Summary:
- The Fall/Winter 2026-2027 collection explores childhood energy and contradictions between aggression and tenderness
- DIY aesthetics combine plastic artillery with flowers, while removable elements allow customization
- British wool meets technical fabrics as the collection addresses how young people face today's conflicts
Belgian designer Walter Van Beirendonck presented his Fall/Winter 2026-2027 collection, titled SCARE the CROW / SCARECROW, during Paris Fashion Week. The collection draws from Art Brut, an artistic movement centered on work created outside traditional academic training.
The show began with a motorcycle adorned with flowers and guns, wrapped in yellow protective sheets similar to those used to preserve sculptures and valued objects. These covers became fabrics in the collection, creating shapes as bodies moved beneath them.
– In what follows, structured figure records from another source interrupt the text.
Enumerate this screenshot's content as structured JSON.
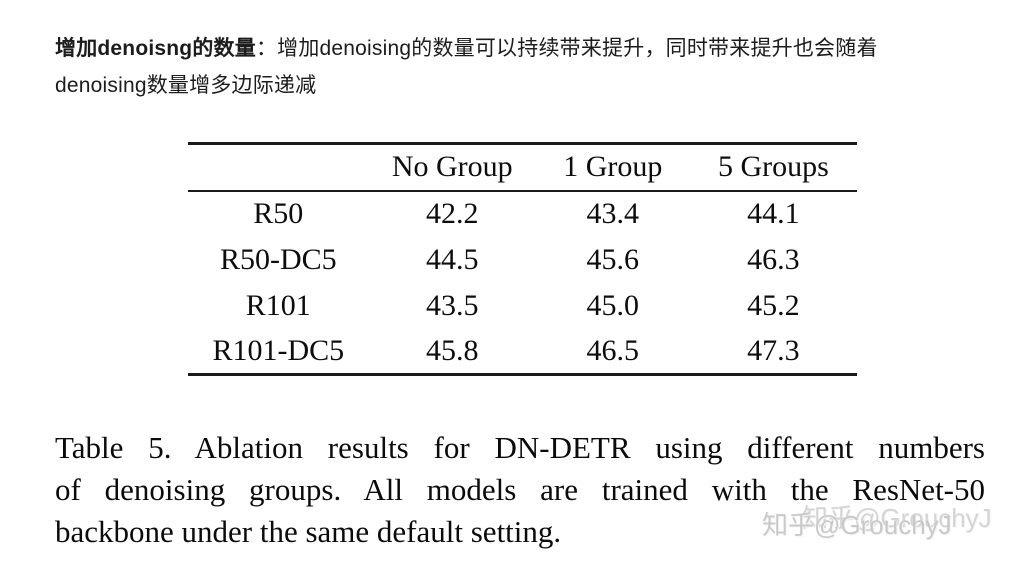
{
  "intro": {
    "bold_label": "增加denoisng的数量",
    "line1_rest": "：增加denoising的数量可以持续带来提升，同时带来提升也会随着",
    "line2": "denoising数量增多边际递减"
  },
  "table": {
    "col_headers": [
      "",
      "No Group",
      "1 Group",
      "5 Groups"
    ],
    "rows": [
      {
        "label": "R50",
        "values": [
          "42.2",
          "43.4",
          "44.1"
        ]
      },
      {
        "label": "R50-DC5",
        "values": [
          "44.5",
          "45.6",
          "46.3"
        ]
      },
      {
        "label": "R101",
        "values": [
          "43.5",
          "45.0",
          "45.2"
        ]
      },
      {
        "label": "R101-DC5",
        "values": [
          "45.8",
          "46.5",
          "47.3"
        ]
      }
    ]
  },
  "chart_data": {
    "type": "table",
    "title": "Table 5. Ablation results for DN-DETR using different numbers of denoising groups.",
    "categories": [
      "No Group",
      "1 Group",
      "5 Groups"
    ],
    "series": [
      {
        "name": "R50",
        "values": [
          42.2,
          43.4,
          44.1
        ]
      },
      {
        "name": "R50-DC5",
        "values": [
          44.5,
          45.6,
          46.3
        ]
      },
      {
        "name": "R101",
        "values": [
          43.5,
          45.0,
          45.2
        ]
      },
      {
        "name": "R101-DC5",
        "values": [
          45.8,
          46.5,
          47.3
        ]
      }
    ]
  },
  "caption": {
    "lines": [
      "Table 5.  Ablation results for DN-DETR using different numbers",
      "of denoising groups.  All models are trained with the ResNet-50",
      "backbone under the same default setting."
    ],
    "full_text": "Table 5. Ablation results for DN-DETR using different numbers of denoising groups. All models are trained with the ResNet-50 backbone under the same default setting."
  },
  "watermark": {
    "text": "知乎@GrouchyJ"
  },
  "colors": {
    "background": "#ffffff",
    "intro_text": "#1c1c1c",
    "table_text": "#0d0d0d",
    "rule": "#1b1b1b",
    "watermark": "#c9c9c9"
  }
}
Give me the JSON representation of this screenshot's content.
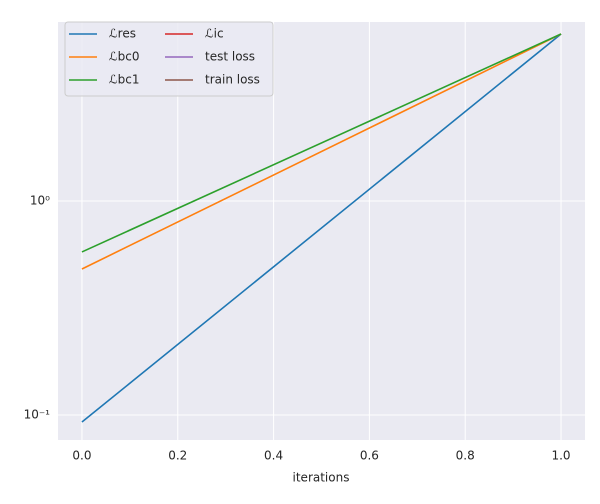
{
  "chart_data": {
    "type": "line",
    "x_label": "iterations",
    "x": [
      0,
      1
    ],
    "series": [
      {
        "name": "ℒres",
        "color": "#1f77b4",
        "values": [
          0.0927,
          6.03
        ]
      },
      {
        "name": "ℒbc0",
        "color": "#ff7f0e",
        "values": [
          0.481,
          6.03
        ]
      },
      {
        "name": "ℒbc1",
        "color": "#2ca02c",
        "values": [
          0.578,
          6.03
        ]
      },
      {
        "name": "ℒic",
        "color": "#d62728",
        "values": [
          null,
          null
        ]
      },
      {
        "name": "test loss",
        "color": "#9467bd",
        "values": [
          null,
          null
        ]
      },
      {
        "name": "train loss",
        "color": "#8c564b",
        "values": [
          null,
          null
        ]
      }
    ],
    "xlim": [
      -0.05,
      1.05
    ],
    "xticks": [
      {
        "value": 0,
        "label": "0.0"
      },
      {
        "value": 0.2,
        "label": "0.2"
      },
      {
        "value": 0.4,
        "label": "0.4"
      },
      {
        "value": 0.6,
        "label": "0.6"
      },
      {
        "value": 0.8,
        "label": "0.8"
      },
      {
        "value": 1,
        "label": "1.0"
      }
    ],
    "ylim": [
      0.0764,
      6.86
    ],
    "yticks": [
      {
        "value": 0.1,
        "label": "10⁻¹"
      },
      {
        "value": 1,
        "label": "10⁰"
      }
    ],
    "log_y": true,
    "grid": true,
    "legend": "upper left"
  }
}
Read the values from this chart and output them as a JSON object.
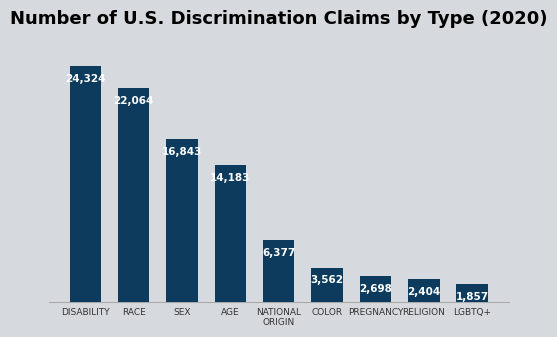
{
  "title": "Number of U.S. Discrimination Claims by Type (2020)",
  "categories": [
    "DISABILITY",
    "RACE",
    "SEX",
    "AGE",
    "NATIONAL\nORIGIN",
    "COLOR",
    "PREGNANCY",
    "RELIGION",
    "LGBTQ+"
  ],
  "values": [
    24324,
    22064,
    16843,
    14183,
    6377,
    3562,
    2698,
    2404,
    1857
  ],
  "labels": [
    "24,324",
    "22,064",
    "16,843",
    "14,183",
    "6,377",
    "3,562",
    "2,698",
    "2,404",
    "1,857"
  ],
  "bar_color": "#0d3b5e",
  "background_color": "#d6d9de",
  "title_fontsize": 13,
  "label_fontsize": 7.5,
  "tick_fontsize": 6.5,
  "ylim": [
    0,
    27000
  ]
}
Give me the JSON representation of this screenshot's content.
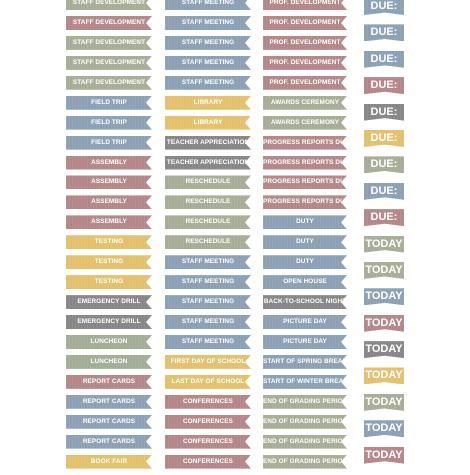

Van Beirendonck uses this concept to explore how young people today navigate conflicting realities.
T-shirts bearing the phrase "HI THERE, ARE YOU FR?" reference internet slang and address how older generations dismiss younger ones. The question "are you for real" speaks to authenticity in an age of digital communication and skepticism.
Plastic artillery pieces appear throughout the collection, handmade with a DIY aesthetic and paired with floral elements. This visual tension reflects what young people confront in their daily lives. The contrast between weapons and flowers recurs across multiple pieces, creating a dialogue about violence and beauty.
Knitwear pieces take inspiration from war carpets, textiles that document conflicts and serve as historical records. These garments act as memory keepers, holding stories that need preservation. Van Beirendonck treats clothing as a form of documentation, recording the present moment for future understanding.
The collection combines British wool with nylon and plastic materials. Traditional tailoring techniques meet technical fabrics, creating pieces that bridge heritage and contemporary production methods. This material choice reflects the designer's interest in merging established practices with modern innovations.
Colors play a deliberate role in the collection. Bright hues draw attention while maintaining purpose rather than decoration. Van Beirendonck selected shades that enhance the collection's themes without overwhelming the message.
Eastpak has collaborated with Walter Van Beirendonck for Fall, inviting the visionary designer to create a new series of bags that includes his iconic “monster,” reimagined with detachable, fully functional parts. The collaboration marks a return to a longstanding creative relationship, coming 25 years after Van Beirendonck first teamed up with the lifestyle brand as the very first designer Eastpak ever worked with.
Removable elements give wearers control over their garments. Belts, sleeves, three-dimensional birds, guns, and blooms detach and reattach. Wearers rearrange these components to create new combinations, keeping the clothing in a state of transformation. This modular approach mirrors how young people adapt to changing circumstances.
The collection channels childlike creativity, the unfiltered thinking that produces drawings, words, and objects without self-censorship. Van Beirendonck translates this directness into his design process, treating clothes as vessels for expression.
French artist André Robillard influenced the collection significantly. Robillard creates guns from scrap materials, transforming discarded objects into art. Van Beirendonck adopts this approach, making weapons from unconventional materials to comment on the world's current state.
Young people face conflict regardless of their awareness or understanding. The collection acknowledges this reality without offering solutions. Instead, Van Beirendonck documents the experience of growing up during uncertain times.
The tension between aggression and tenderness defines the collection. Soft materials appear next to hard ones. Flowers grow alongside weapons. This duality reflects how youth must hold opposing ideas simultaneously, processing information about beauty and destruction at once.
SCARE the CROW / SCARECROW examines what it means to be young when the world presents constant contradiction. Van Beirendonck creates clothing that acknowledges this complexity without simplifying or resolving it.